第19話 リバイアストン市街区2 【都市観光2】
叙勲式は明日、今日は自由時間だということで、午後はリバイアストン市街区をみんなで散歩することにした。
市場に行ってみたいという意見が多かったので、市の中央から東にある、バザーに移動する。
リバイアストンのバザーは、全体が巨大なアーケード式で、その下に複数の露天が立ち並んでいる。
かなりの賑わいだ。
雰囲気は東京上野のアメ横みたいだが、色合いが原色が多くて綺麗だな。
冒険者ギルドで持っていた金貨と銀貨を両替してもらい、子供たちに、お小遣いとして小銀貨二十枚ずつあげる。
年長の子たちには三十枚ずつ。
「エチカ、相場がよくわからないけど、これで大丈夫かな?」
「十分ですよ。子供なら大分買い物できます」
エチカのお墨付き。
なんとなくだけど、小銀貨一枚は千円ぐらいかな?
「私も露天で買い食いする!」
ラティーナの力強い宣言。
食いしん坊エルフでもあるのか……。
ロッティを肩車しながら、中央の広場近くの雑貨屋をみんなで一緒に見ていた時に、甲高い女性の声が背後からした。
「あー?!」
振り向くと、若い女性が俺たちを指さして口を大きく開けていた。
「モトムさん、それにエチカさんに、ラティーナさん!」
誰だっけ?
どこか見覚えのある、オレンジ色の髪だ。
つい最近見たはずだけど、どこで見たんだっけかな……
俺が怪訝な表情をしているのを見たその女の子は、ふいに、手提げ鞄から何か布のようなものを取り出して、頭に被った。
この頭巾は……確か、<ウィンプル>っていうシスターが被る……それに肩に担いでいる長筒は……
「……あっ、もしかしてマスケットシスターさんか?」
「なんですかその呼び方?! クラリッサです!」
カンテラート大森林で、ピコグリフォンと戦っていた冒険者パーティーのシスターさんだ。

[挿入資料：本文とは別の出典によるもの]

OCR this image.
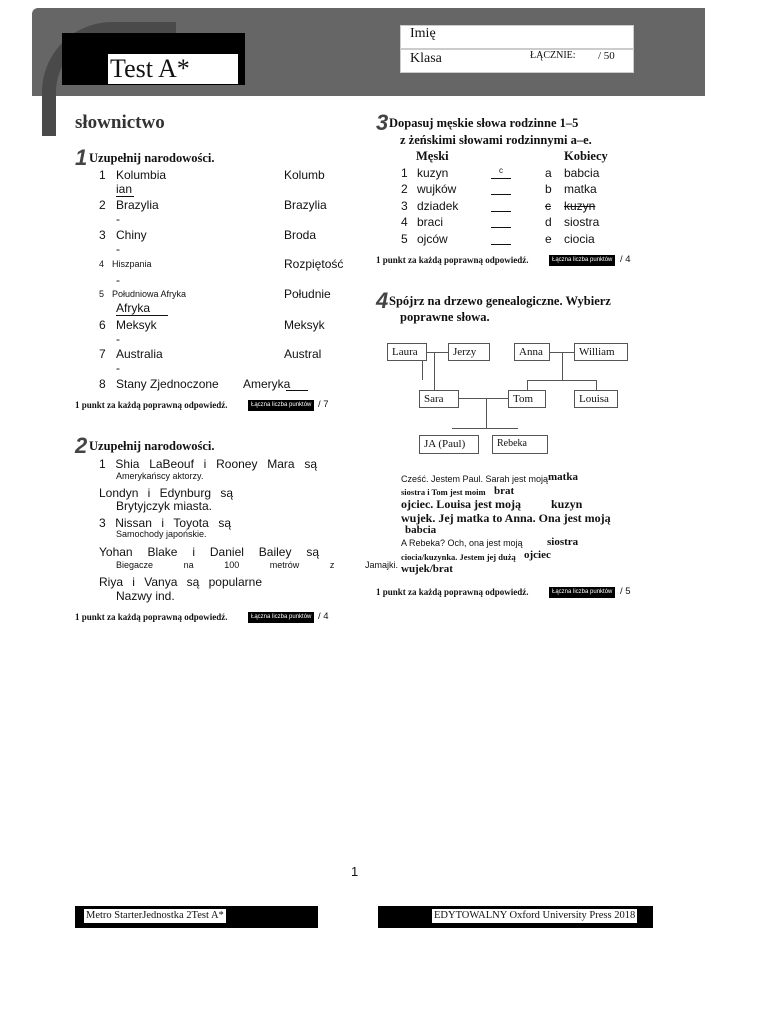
Test A*
Imię
Klasa	ŁĄCZNIE: / 50
słownictwo
1 Uzupełnij narodowości.
1 Kolumbia	Kolumb
ian
2 Brazylia	Brazylia
-
3 Chiny	Broda
-
4 Hiszpania	Rozpiętość
-
5 Południowa Afryka	Południe
Afryka
6 Meksyk	Meksyk
-
7 Australia	Austral
-
8 Stany Zjednoczone Ameryka
1 punkt za każdą poprawną odpowiedź.	Łączna liczba punktów / 7
2 Uzupełnij narodowości.
1 Shia LaBeouf i Rooney Mara są
Amerykańscy aktorzy.
Londyn i Edynburg są
Brytyjczyk miasta.
3 Nissan i Toyota są
Samochody japońskie.
Yohan Blake i Daniel Bailey są
Biegacze na 100 metrów z Jamajki.
Riya i Vanya są popularne
Nazwy ind.
1 punkt za każdą poprawną odpowiedź.	Łączna liczba punktów / 4
3 Dopasuj męskie słowa rodzinne 1–5
z żeńskimi słowami rodzinnymi a–e.
Męski	Kobiecy
1 kuzyn	c	a babcia
2 wujków	b matka
3 dziadek	c kuzyn
4 braci	d siostra
5 ojców	e ciocia
1 punkt za każdą poprawną odpowiedź.	Łączna liczba punktów / 4
4 Spójrz na drzewo genealogiczne. Wybierz
poprawne słowa.
Laura	Jerzy	Anna	William
Sara	Tom	Louisa
JA (Paul)	Rebeka
Cześć. Jestem Paul. Sarah jest moją matka
siostra i Tom jest moim brat
ojciec. Louisa jest moją	kuzyn
wujek. Jej matka to Anna. Ona jest moją
babcia
A Rebeka? Och, ona jest moją siostra
ciocia/kuzynka. Jestem jej dużą ojciec
wujek/brat
1 punkt za każdą poprawną odpowiedź.	Łączna liczba punktów / 5
1
Metro StarterJednostka 2Test A*	EDYTOWALNY Oxford University Press 2018
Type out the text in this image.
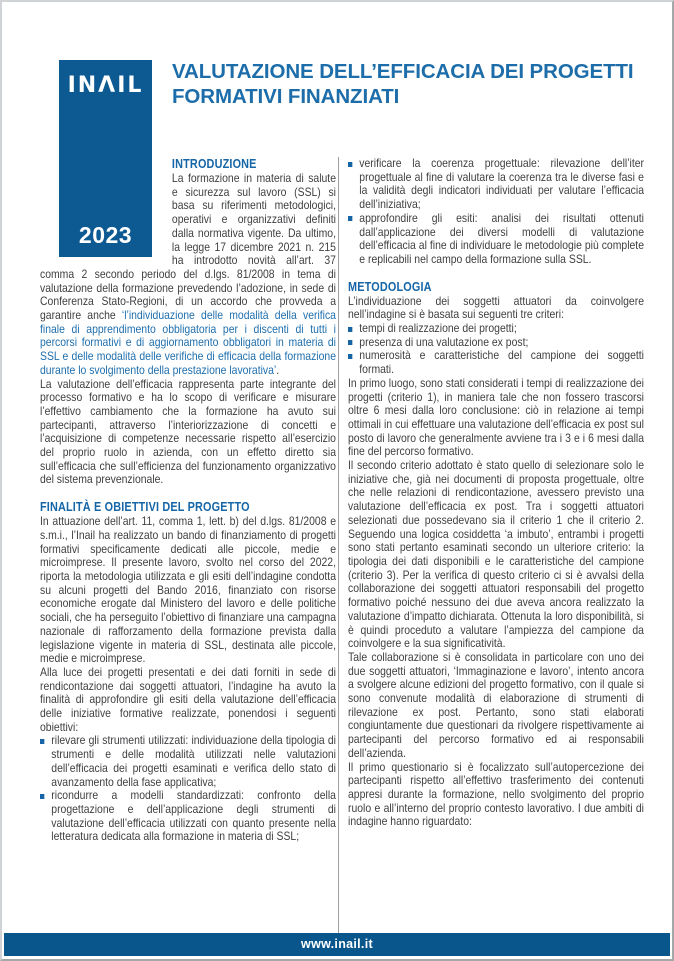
INΛIL
2023
VALUTAZIONE DELL’EFFICACIA DEI PROGETTI FORMATIVI FINANZIATI
INTRODUZIONE

La formazione in materia di salute e sicurezza sul lavoro (SSL) si basa su riferimenti metodologici, operativi e organizzativi definiti dalla normativa vigente. Da ultimo, la legge 17 dicembre 2021 n. 215 ha introdotto novità all’art. 37 comma 2 secondo periodo del d.lgs. 81/2008 in tema di valutazione della formazione prevedendo l’adozione, in sede di Conferenza Stato-Regioni, di un accordo che provveda a garantire anche ‘l’individuazione delle modalità della verifica finale di apprendimento obbligatoria per i discenti di tutti i percorsi formativi e di aggiornamento obbligatori in materia di SSL e delle modalità delle verifiche di efficacia della formazione durante lo svolgimento della prestazione lavorativa’.

La valutazione dell’efficacia rappresenta parte integrante del processo formativo e ha lo scopo di verificare e misurare l’effettivo cambiamento che la formazione ha avuto sui partecipanti, attraverso l’interiorizzazione di concetti e l’acquisizione di competenze necessarie rispetto all’esercizio del proprio ruolo in azienda, con un effetto diretto sia sull’efficacia che sull’efficienza del funzionamento organizzativo del sistema prevenzionale.

FINALITÀ E OBIETTIVI DEL PROGETTO

In attuazione dell’art. 11, comma 1, lett. b) del d.lgs. 81/2008 e s.m.i., l’Inail ha realizzato un bando di finanziamento di progetti formativi specificamente dedicati alle piccole, medie e microimprese. Il presente lavoro, svolto nel corso del 2022, riporta la metodologia utilizzata e gli esiti dell’indagine condotta su alcuni progetti del Bando 2016, finanziato con risorse economiche erogate dal Ministero del lavoro e delle politiche sociali, che ha perseguito l’obiettivo di finanziare una campagna nazionale di rafforzamento della formazione prevista dalla legislazione vigente in materia di SSL, destinata alle piccole, medie e microimprese.

Alla luce dei progetti presentati e dei dati forniti in sede di rendicontazione dai soggetti attuatori, l’indagine ha avuto la finalità di approfondire gli esiti della valutazione dell’efficacia delle iniziative formative realizzate, ponendosi i seguenti obiettivi:

rilevare gli strumenti utilizzati: individuazione della tipologia di strumenti e delle modalità utilizzati nelle valutazioni dell’efficacia dei progetti esaminati e verifica dello stato di avanzamento della fase applicativa;
ricondurre a modelli standardizzati: confronto della progettazione e dell’applicazione degli strumenti di valutazione dell’efficacia utilizzati con quanto presente nella letteratura dedicata alla formazione in materia di SSL;
verificare la coerenza progettuale: rilevazione dell’iter progettuale al fine di valutare la coerenza tra le diverse fasi e la validità degli indicatori individuati per valutare l’efficacia dell’iniziativa;
approfondire gli esiti: analisi dei risultati ottenuti dall’applicazione dei diversi modelli di valutazione dell’efficacia al fine di individuare le metodologie più complete e replicabili nel campo della formazione sulla SSL.
METODOLOGIA

L’individuazione dei soggetti attuatori da coinvolgere nell’indagine si è basata sui seguenti tre criteri:

tempi di realizzazione dei progetti;
presenza di una valutazione ex post;
numerosità e caratteristiche del campione dei soggetti formati.

In primo luogo, sono stati considerati i tempi di realizzazione dei progetti (criterio 1), in maniera tale che non fossero trascorsi oltre 6 mesi dalla loro conclusione: ciò in relazione ai tempi ottimali in cui effettuare una valutazione dell’efficacia ex post sul posto di lavoro che generalmente avviene tra i 3 e i 6 mesi dalla fine del percorso formativo.

Il secondo criterio adottato è stato quello di selezionare solo le iniziative che, già nei documenti di proposta progettuale, oltre che nelle relazioni di rendicontazione, avessero previsto una valutazione dell’efficacia ex post. Tra i soggetti attuatori selezionati due possedevano sia il criterio 1 che il criterio 2. Seguendo una logica cosiddetta ‘a imbuto’, entrambi i progetti sono stati pertanto esaminati secondo un ulteriore criterio: la tipologia dei dati disponibili e le caratteristiche del campione (criterio 3). Per la verifica di questo criterio ci si è avvalsi della collaborazione dei soggetti attuatori responsabili del progetto formativo poiché nessuno dei due aveva ancora realizzato la valutazione d’impatto dichiarata. Ottenuta la loro disponibilità, si è quindi proceduto a valutare l’ampiezza del campione da coinvolgere e la sua significatività.

Tale collaborazione si è consolidata in particolare con uno dei due soggetti attuatori, ‘Immaginazione e lavoro’, intento ancora a svolgere alcune edizioni del progetto formativo, con il quale si sono convenute modalità di elaborazione di strumenti di rilevazione ex post. Pertanto, sono stati elaborati congiuntamente due questionari da rivolgere rispettivamente ai partecipanti del percorso formativo ed ai responsabili dell’azienda.

Il primo questionario si è focalizzato sull’autopercezione dei partecipanti rispetto all’effettivo trasferimento dei contenuti appresi durante la formazione, nello svolgimento del proprio ruolo e all’interno del proprio contesto lavorativo. I due ambiti di indagine hanno riguardato:

www.inail.it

服装も違うので、ぱっと見分からなかったが、親切に頭巾を被ってくれたおかげで分かった。
クラリッサという名前だったのか。
しかしケースに入れているとはいえ、オフの日でも火縄銃を持ち歩いているのか……?
「えっ? モトムさん?! 本当に?!」
彼女から少し離れた俺たちとは筋の反対側に短髪プラチナブロンドの、背の高い精悍なイケメンが立っていたが……彼はこちらを見ると、近づいてきた。
……もしかして、<鷲羽根兜のリオドール>か?
あのパーティーのリーダーの。
こっちは背格好でピンときた。
……ヘルム付けて無いから、全然分からなかったが。
リオドールと思わしき男は、二歩ほど離れた位置まで近づいてくると、俺の顔をまじまじと見た。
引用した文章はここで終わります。